The award-winning work was created at the kitchen table

The award-winning work was created - just like the six predecessors - on the kitchen table at home. The Wesslinger works there and wrote a spice book to match the ambience. Her muse was Angela Rolshausen, who successfully runs spice shops in Hechendorf and Munich. Angela Schult, a cookbook author, was at her side to help her write, who “cooked, partially reinterpreted and photographed” all the recipes in the book.

And Janotta did what she does best: she wrote stories. Stories about the curriculum vitae of coriander, anise, sesame, fenugreek or fennel. Flavors that she has been familiar with in Algeria since childhood. Among other things, she followed the routes of the allspice that Christopher Columbus introduced in Europe. Or saffron, a crocus plant that has to be picked by hand "with a lot of sensitivity".
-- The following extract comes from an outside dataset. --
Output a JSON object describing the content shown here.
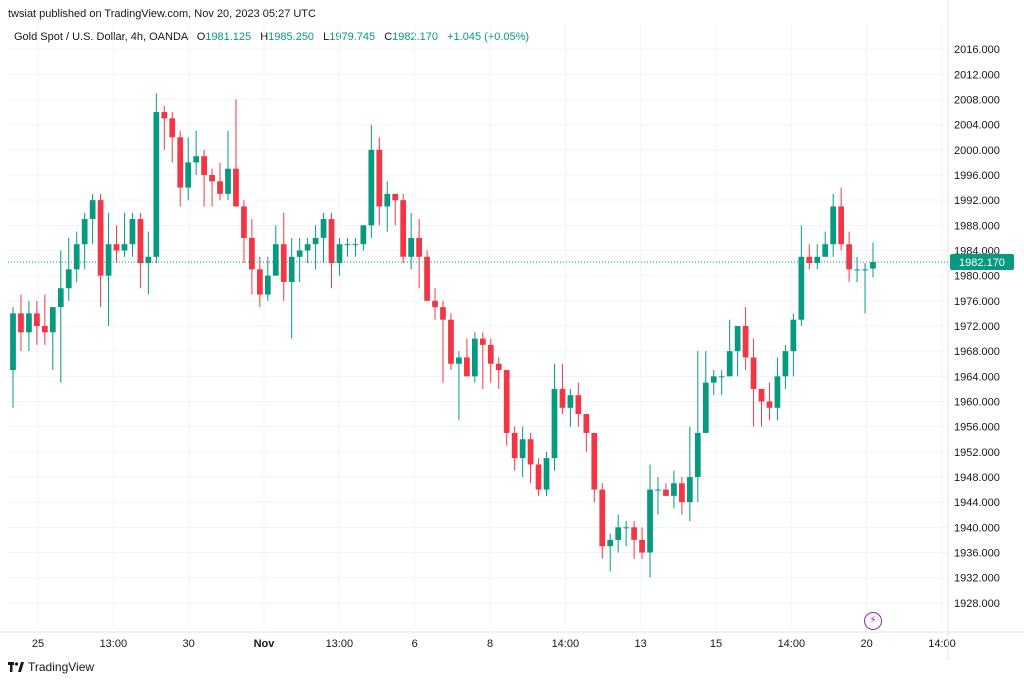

Recipes accompany the spice biographies. The Harissa spice mixture, for example, becomes something special in vegetable couscous, while chilli in turn fuels the Jollof rice from Ghana. "Meat or fish is in almost every recipe," says the mother of two. This is because growing vegetables in Africa is more difficult and expensive than keeping slaughtered animals or fishing. By the way, the Janotta family has long had a taste for it - and of course the African-flavored menus were created at the kitchen table.

Michèle Kirner

Sources of supply

“My checklist to fall in love with” was published by magellan-Verlag and costs 15 euros. "Spice trip Africa - traditional cuisine reinterpreted" was published by "Spices of the World" and costs 24.90 euros.

Also read:

Vitamins instead of flavor enhancers: The new Vietnamese restaurant on Bahnhofstrasse in Herrsching has long ceased to be an insider tip.